Resources for Kesubos daf 28

1.     The גמרא says that if a ישראל divorces his wife and she remarries then they cannot live in the same שכונה. If a כהן divorces his wife, even if she doesn’t remarry they cant live in the same מבוי. What if the ישראל’s wife doesn’t remarry? The ריטב"א says it is a דבר פּשוט that they can live wherever they want since there is no איסור for the ישראל to remarry her. However, the רמב"ם  in הלכות איסורי ביאה פּרק כ"א הל׳ כ"ז disagrees and says that even a ישראל cant live in the same חצר as his divorced wife since we are afraid it may lead to זנות. The מגיד משנה says that the רמב"ם  must have had the גירסא of לא תדור בחצרו instead of our גירסא of לא תנשא בשכונתו. The הפלאה makes the following fascinating הערה: Theרמב"ם  holds that if a person is בא על הפּנויה, they get מלקות because of לא תהיה קדשה. So it makes sense that the רמב"ם  would hold that even a ישראל would not be allowed to live near his ex-wife lest they come to זנות. What’s surprising is that the רמב"ם  holds that if a כהן is בא על הגרושה שלא לשם קידושין there is no מלקות since the איסור is לא יקח. If so, it comes out that the ישראל’s איסור is more חמור than the כהן’s איסור that he has due to כהונה! If so, why is it that we are more מחמיר by a כהן than by a ישראל in terms of how far away the have to live from their ex-wives? He answers that since a ישראל at least has a way to do it בהיתר via קידושין so we aren’t as concerned that it will lead to זנות.

2.     The משנה says that a person is believed when he is a גדול to say what he saw when he was a child in regards to a person eating תרומה. The גמרא clarifies that this can only refer to תרומה דרבנן. The קובץ שיעורים in אות ע"ז asks why the person is not believed even by תרומה דאורייתא because of the concept of עד אחד נאמן באיסורים? The assumption of the question is that the issue with believing a person based on what they saw as a child is because of a פּסול עדות called תחילתו בפּסול וסופו בכשרות which means you have to be a כשר עד from the time you saw the action until the time you testify. In this case the person was תחילתו בפּסול because he saw the event when he was a child. Therefore, the question is that being an עד פּסול shouldn’t be a problem by תרומה דאורייתא, just like a woman is believed by איסורין דאורייתא even though she is an עד פּסול. He answers that the premise of the question was wrong.
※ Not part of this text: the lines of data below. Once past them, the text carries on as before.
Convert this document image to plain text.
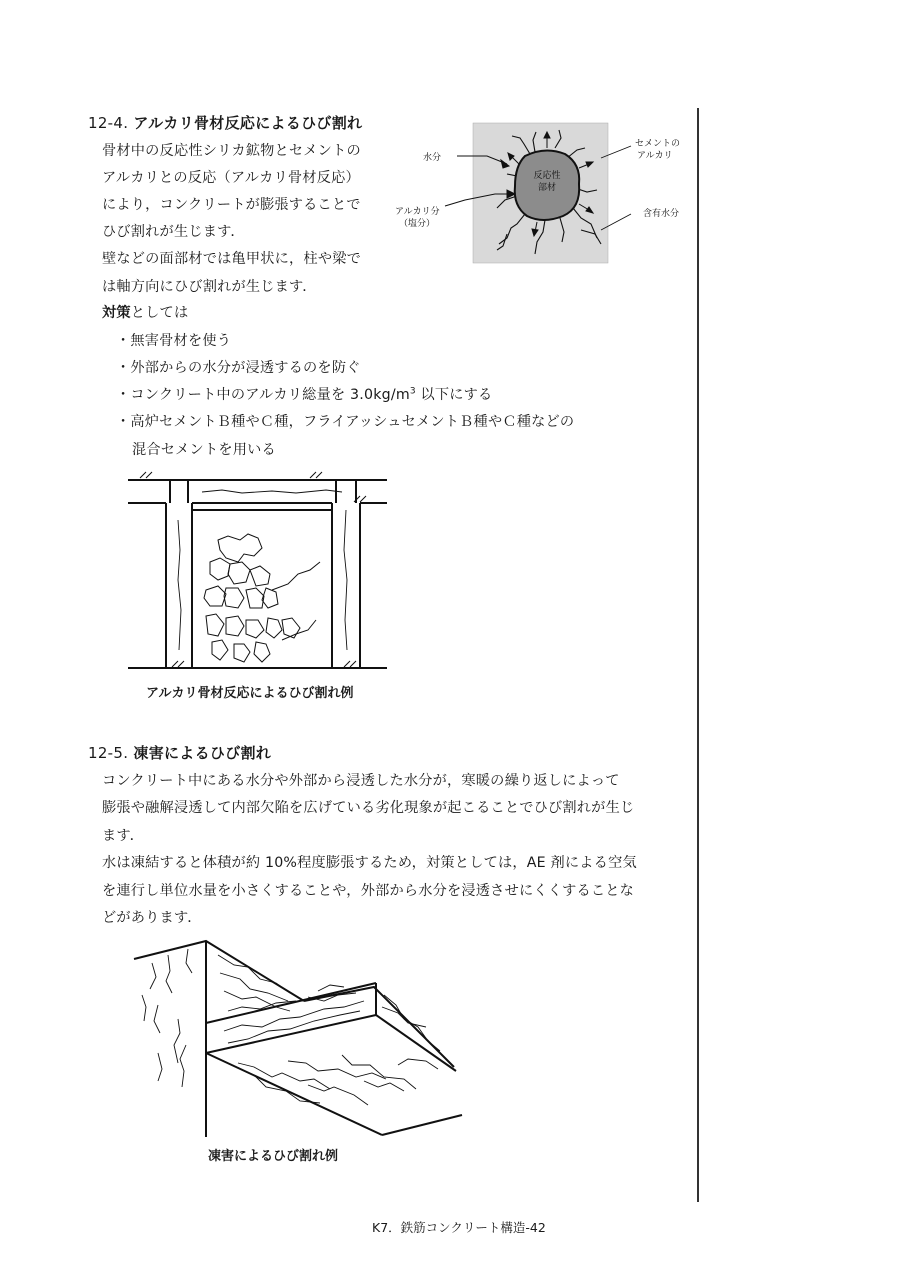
12-4. アルカリ骨材反応によるひび割れ
骨材中の反応性シリカ鉱物とセメントの
アルカリとの反応（アルカリ骨材反応）
により，コンクリートが膨張することで
ひび割れが生じます．
壁などの面部材では亀甲状に，柱や梁で
は軸方向にひび割れが生じます．
対策としては
・無害骨材を使う
・外部からの水分が浸透するのを防ぐ
・コンクリート中のアルカリ総量を $3.0kg/m^3$ 以下にする
・高炉セメントＢ種やＣ種，フライアッシュセメントＢ種やＣ種などの
混合セメントを用いる
反応性
部材
水分
アルカリ分
（塩分）
セメントの
アルカリ
含有水分
アルカリ骨材反応によるひび割れ例
12-5. 凍害によるひび割れ
コンクリート中にある水分や外部から浸透した水分が，寒暖の繰り返しによって
膨張や融解浸透して内部欠陥を広げている劣化現象が起こることでひび割れが生じ
ます．
水は凍結すると体積が約 10%程度膨張するため，対策としては，AE 剤による空気
を連行し単位水量を小さくすることや，外部から水分を浸透させにくくすることな
どがあります．
凍害によるひび割れ例
K7．鉄筋コンクリート構造-42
The issue with relying on the things you saw as a child is not because of a technical פּסול but rather that we simply don’t believe you understood what you saw because you were a child at the time.
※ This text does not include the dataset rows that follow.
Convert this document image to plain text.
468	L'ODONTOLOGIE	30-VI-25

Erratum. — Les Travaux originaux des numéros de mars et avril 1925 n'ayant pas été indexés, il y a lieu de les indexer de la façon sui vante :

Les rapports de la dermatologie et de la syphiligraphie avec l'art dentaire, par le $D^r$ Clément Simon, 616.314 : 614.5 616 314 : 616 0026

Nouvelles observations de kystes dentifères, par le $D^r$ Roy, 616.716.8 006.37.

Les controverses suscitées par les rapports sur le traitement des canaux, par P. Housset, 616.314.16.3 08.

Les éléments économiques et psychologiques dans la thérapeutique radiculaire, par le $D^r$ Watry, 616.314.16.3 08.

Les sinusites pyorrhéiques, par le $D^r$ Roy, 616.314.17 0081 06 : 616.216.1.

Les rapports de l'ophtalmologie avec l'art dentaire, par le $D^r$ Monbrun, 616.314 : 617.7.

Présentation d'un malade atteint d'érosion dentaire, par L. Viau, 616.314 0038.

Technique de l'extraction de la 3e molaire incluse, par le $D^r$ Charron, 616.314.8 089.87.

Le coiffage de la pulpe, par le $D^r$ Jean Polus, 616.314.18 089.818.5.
3.     The גמרא says that a person can מעיד about what he saw as a child regarding קיום שטרות דרבנן. The הגהות אשר"י says that this includes all פּסולים, including relatives of the lender! However, the ריטב"א disagrees and says it certainly does not include relatives of the lender. Even the דיינים can't be related to each other. The only relatives allowed are if the עדים who are doing the קיום are related to the ones who signed the שטר.